Take the knockoff RR engine, for example? Which airlines use it?
Which airlines use it?
Airbus delivers first A320 assembled in China http://tinyurl.com/npjplw
Which is an answer to a question different to the one I asked.
True, but it shows that such high-tech and quality critical gear is now being assembled in China.
There is no reason why it can’t be manufactured in China either. But this is a lot different from a Chinese company with Chinese management systems and a Chinese version of QA/QC going it alone either from scratch or using a knock-off design.
I used to watch old government films (1940’s) where the propaganda was that Britain could n’t compete in making cheap items and had to make more skills-based things and leave the stupid foreigners to make the common or garden items.
We have pursued this basic mistake ever since and as I said before the idea that” metal -bashing”, that’s what they called,still call, manufacturing, was a thing of the past took a grip in the City and the Tory party which believed that money could be made without any expense of physical energy ,e.g. from financial services at their most abstract.

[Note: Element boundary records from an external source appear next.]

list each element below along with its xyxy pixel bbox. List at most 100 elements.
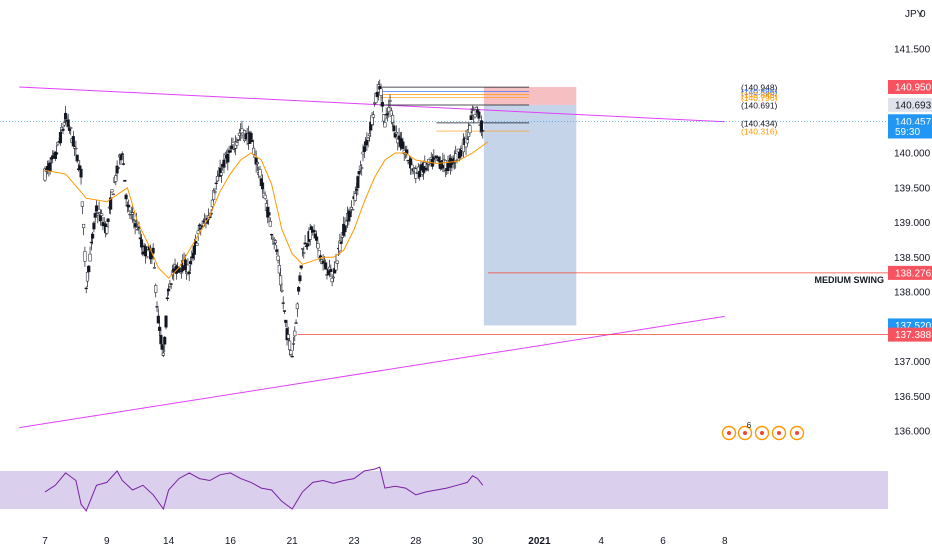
y-tick-label: 136.500 bbox=[894, 392, 931, 403]
candle-body bbox=[88, 253, 92, 262]
rsi-line bbox=[44, 466, 484, 512]
candle-body bbox=[187, 271, 191, 274]
candle-body bbox=[339, 241, 343, 244]
price-label-bg bbox=[888, 124, 932, 139]
candle-body bbox=[145, 256, 149, 259]
candle-body bbox=[438, 160, 442, 169]
candle-body bbox=[80, 201, 84, 207]
candlesticks bbox=[43, 79, 485, 358]
candle-body bbox=[165, 297, 169, 299]
medium-swing-label: MEDIUM SWING bbox=[815, 275, 885, 285]
currency-suffix: 0 bbox=[920, 9, 926, 20]
candle-body bbox=[348, 211, 352, 218]
candle-body bbox=[121, 163, 126, 165]
candle-body bbox=[119, 154, 123, 161]
candle-body bbox=[159, 334, 163, 345]
candle-body bbox=[160, 344, 164, 350]
moving-average bbox=[44, 141, 489, 279]
y-tick-label: 136.000 bbox=[894, 427, 931, 438]
candle-body bbox=[169, 283, 173, 285]
candle-body bbox=[277, 265, 281, 274]
candle-body bbox=[331, 276, 335, 279]
candle-body bbox=[468, 125, 472, 134]
candle-body bbox=[84, 287, 88, 290]
candle-body bbox=[219, 172, 223, 176]
candle-body bbox=[309, 226, 314, 230]
candle-body bbox=[315, 236, 319, 241]
x-tick-label: 8 bbox=[722, 536, 728, 547]
candle-body bbox=[105, 226, 109, 234]
price-label: 140.457 bbox=[895, 117, 932, 128]
candle-body bbox=[424, 167, 428, 171]
candle-body bbox=[351, 209, 355, 211]
candle-body bbox=[69, 127, 73, 129]
jp-flag-icon-dot bbox=[795, 431, 799, 435]
candle-body bbox=[481, 130, 485, 132]
x-tick-label: 14 bbox=[163, 536, 175, 547]
candle-body bbox=[143, 246, 147, 257]
x-tick-label: 6 bbox=[660, 536, 666, 547]
candle-body bbox=[289, 350, 293, 355]
candle-body bbox=[270, 233, 274, 236]
level-label: (140.316) bbox=[741, 127, 778, 137]
level-lines: (140.948)(140.886)(140.840)(140.796)(140… bbox=[0, 83, 888, 336]
y-tick-label: 138.500 bbox=[894, 253, 931, 264]
candle-body bbox=[275, 249, 279, 252]
candle-body bbox=[197, 224, 202, 226]
candle-body bbox=[110, 189, 114, 193]
candle-body bbox=[114, 175, 118, 182]
candle-body bbox=[298, 275, 302, 282]
candle-body bbox=[132, 219, 136, 221]
candle-body bbox=[302, 252, 306, 254]
candle-body bbox=[357, 171, 361, 175]
x-tick-label: 9 bbox=[104, 536, 110, 547]
price-label: 59:30 bbox=[895, 127, 920, 138]
candle-body bbox=[127, 204, 131, 208]
candle-body bbox=[317, 250, 321, 258]
candle-body bbox=[281, 302, 285, 304]
y-tick-label: 139.500 bbox=[894, 183, 931, 194]
candle-body bbox=[250, 139, 254, 142]
candle-body bbox=[226, 153, 230, 163]
candle-body bbox=[291, 343, 296, 345]
price-label: 137.520 bbox=[895, 321, 932, 332]
trendlines bbox=[19, 86, 725, 429]
candle-body bbox=[92, 222, 96, 230]
candle-body bbox=[273, 240, 278, 244]
candle-body bbox=[89, 241, 93, 244]
candle-body bbox=[115, 165, 119, 174]
candle-body bbox=[353, 193, 357, 201]
candle-body bbox=[48, 162, 52, 172]
candle-body bbox=[465, 139, 469, 144]
candle-body bbox=[284, 319, 288, 323]
candle-body bbox=[338, 240, 342, 252]
price-label: 137.388 bbox=[895, 330, 932, 341]
candle-body bbox=[195, 243, 199, 246]
candle-body bbox=[286, 334, 290, 339]
x-tick-label: 23 bbox=[348, 536, 360, 547]
candle-body bbox=[55, 152, 59, 155]
candle-body bbox=[380, 101, 384, 107]
x-tick-label: 30 bbox=[472, 536, 484, 547]
x-tick-label: 16 bbox=[225, 536, 237, 547]
candle-body bbox=[255, 162, 259, 164]
candle-body bbox=[215, 175, 220, 182]
candle-body bbox=[303, 242, 307, 245]
candle-body bbox=[116, 167, 120, 169]
candle-body bbox=[293, 330, 297, 337]
candle-body bbox=[188, 261, 193, 265]
candle-body bbox=[136, 229, 140, 231]
candle-body bbox=[279, 275, 283, 286]
candle-body bbox=[356, 176, 360, 189]
candle-body bbox=[355, 189, 359, 191]
price-label: 140.950 bbox=[895, 82, 932, 93]
candle-body bbox=[258, 169, 262, 177]
candle-body bbox=[94, 205, 99, 211]
candle-body bbox=[249, 132, 253, 140]
candle-body bbox=[222, 159, 226, 168]
candle-body bbox=[385, 113, 390, 115]
candle-body bbox=[213, 191, 217, 193]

But it should be possible for British workers to make things that their fellow workers can buy. At the moment it appears to be impossible.
Going the high tech route will leave average dopey people unemployed without the resources from wages to buy any high tech goods that are produced.
Northampton has many up-market shoemakers not just Church’s,but Crocket&Jones,Lobb’s ,Trickers…but these do not make ordinary shoes for ordinary people.British industry cannot supply its own workers.It is not that the workers were highly unionised : Nuflatt had the reputation for being a pushover. The workers were not highly paid .The middle order firms Sears ,Truform, Manfield etc all got scooped up by Charles Clore who bought out the share holders with highly leveraged private equity.He also went in for selling and leasing back the huge number of dedicated shoe shops Remember them? He was an incredible financial innovator and by the standards of the later breed of pure asset stripper not that concerned to sell up anything that the original firms owned like land and property.
But there is no doubt that a huge number of family firms got taken over by corporate raiders from the 60’s onwards who used the market to make alot of money and close down productive operations.That is why this country does not have mittelstand firms:market forces at their sharpest ;nothing to do with the usual suspects.
Finding out where things really are made is extremely difficult. But a lot more is made in China than people imagine. I know that Chinese firms have got to the copy/modify stage. That’s only one stage from designing for themselves.
And whilst I generally agree with Mr Reed, the reason to retain manufacturing is not to employ “average dopey people” here, but because designing needs manufacturing to keep it rooted in reality.
Manufacturing and innovative design are completely different things. It is absolutely correct to say that China can manufacture, through blunt copying mainly, absolutely anything but that doesn’t meant they are best placed to do the design element. Software development is a pretty good example of how this seems to play out, you want large chunks of code crunched out to an established framework then India or even Poland are your friends, the man hour cost of developers over there is insignificant to the UK. But if you want something new, custom, designed from a blank piece of paper? Don’t even think about it. Similarly ARM design chips, those chips are manufacturered in the far east, can China copy them, of course, they’re building them FFS. But could they start from scratch and design a better new chip than ARM? I doubt it, not for the medium term at least.
As for ‘we should be making things here’ you’re kidding right? To quote the host, imports make us richer, if you want to pay 5 times as much for your electronics be my guest but I’m happy with the work being outsourced somewhere where the balance is that I get goods at a price I think is reasonable and they get paid a good living wage for their local economy.